Backsplashes have come a long way over the years. The first backsplashes to protect the wall behind a stove were made of plastic and linoleum. Today, backsplashes are made of many different materials, such as slate, ceramic, glass, marble and stainless steel. Backsplashes are installed for their beauty, but they also have a function: to make it easier to clean the greasy splatters from the stove. Different kinds of backsplashes require different cleaning techniques.
Spray the surface with an all-purpose cleaner designed to remove grease. Let it sit for 20 to 30 minutes.
Wipe down your backsplash with a soft rag or paper towels. Repeat if necessary.
Use a heavy duty degreasing cleaner such as Grease Grizzly or Goo Gone if your grease is tough to remove.
Rinse with a clean, wet rag when done to remove all cleaning residue.
Add a few squirts of dish detergent that easily cuts through grease, like Dawn, to a bucket of warm to hot water.
Use a soft cloth and the soapy water to rub the grease away. Do not use an abrasive sponge on the stainless steel, because it could scratch your backsplash.

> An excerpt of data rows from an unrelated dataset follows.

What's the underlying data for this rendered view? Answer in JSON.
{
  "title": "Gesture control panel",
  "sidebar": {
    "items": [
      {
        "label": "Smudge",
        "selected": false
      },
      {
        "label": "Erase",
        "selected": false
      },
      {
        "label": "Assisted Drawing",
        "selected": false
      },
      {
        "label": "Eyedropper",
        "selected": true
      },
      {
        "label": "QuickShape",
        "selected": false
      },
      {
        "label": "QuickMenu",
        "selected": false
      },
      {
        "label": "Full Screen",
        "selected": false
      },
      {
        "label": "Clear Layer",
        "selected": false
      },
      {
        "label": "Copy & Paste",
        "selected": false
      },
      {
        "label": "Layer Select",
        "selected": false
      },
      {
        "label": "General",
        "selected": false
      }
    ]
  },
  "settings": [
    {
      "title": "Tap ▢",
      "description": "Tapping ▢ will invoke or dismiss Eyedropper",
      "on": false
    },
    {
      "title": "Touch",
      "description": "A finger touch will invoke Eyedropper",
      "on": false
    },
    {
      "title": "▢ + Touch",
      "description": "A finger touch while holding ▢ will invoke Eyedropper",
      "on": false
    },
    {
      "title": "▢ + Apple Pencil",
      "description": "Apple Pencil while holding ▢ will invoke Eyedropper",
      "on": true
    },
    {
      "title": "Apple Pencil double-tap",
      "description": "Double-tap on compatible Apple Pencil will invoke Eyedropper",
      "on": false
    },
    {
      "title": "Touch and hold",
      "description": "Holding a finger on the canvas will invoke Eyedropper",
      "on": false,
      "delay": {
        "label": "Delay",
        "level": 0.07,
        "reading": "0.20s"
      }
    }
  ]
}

Follow up with a stainless steel cleaner if necessary. If your stainless steel is streaky after cleaning, use a commericial product sold for stainless steel (usually for appliances). Rub the product onto the backsplash with a cloth, using circular motions. Use a clean cloth to buff and remove any cleaning residue.
Use a toothbrush or scrub brush to clean. Because slate backsplashes usually are not sealed, grease gets deep into the slate itself rather than just on the surface.
Use dish detergent, like Dawn, and some warm to hot water for your cleaning solution. Add a couple of squirts to one bucket of water.
Test on an inconspicuous spot before scrubbing the entire area to be sure you do not damage your slate. Let it dry before deciding whether it is safe to use.
Scrub your slate backsplash with the soapy water and a scrub brush, if all goes well in Step 3. Dip your brush into the soapy water frequently while scrubbing.
Rinse with a clean, wet rag to remove any remaining soap residue.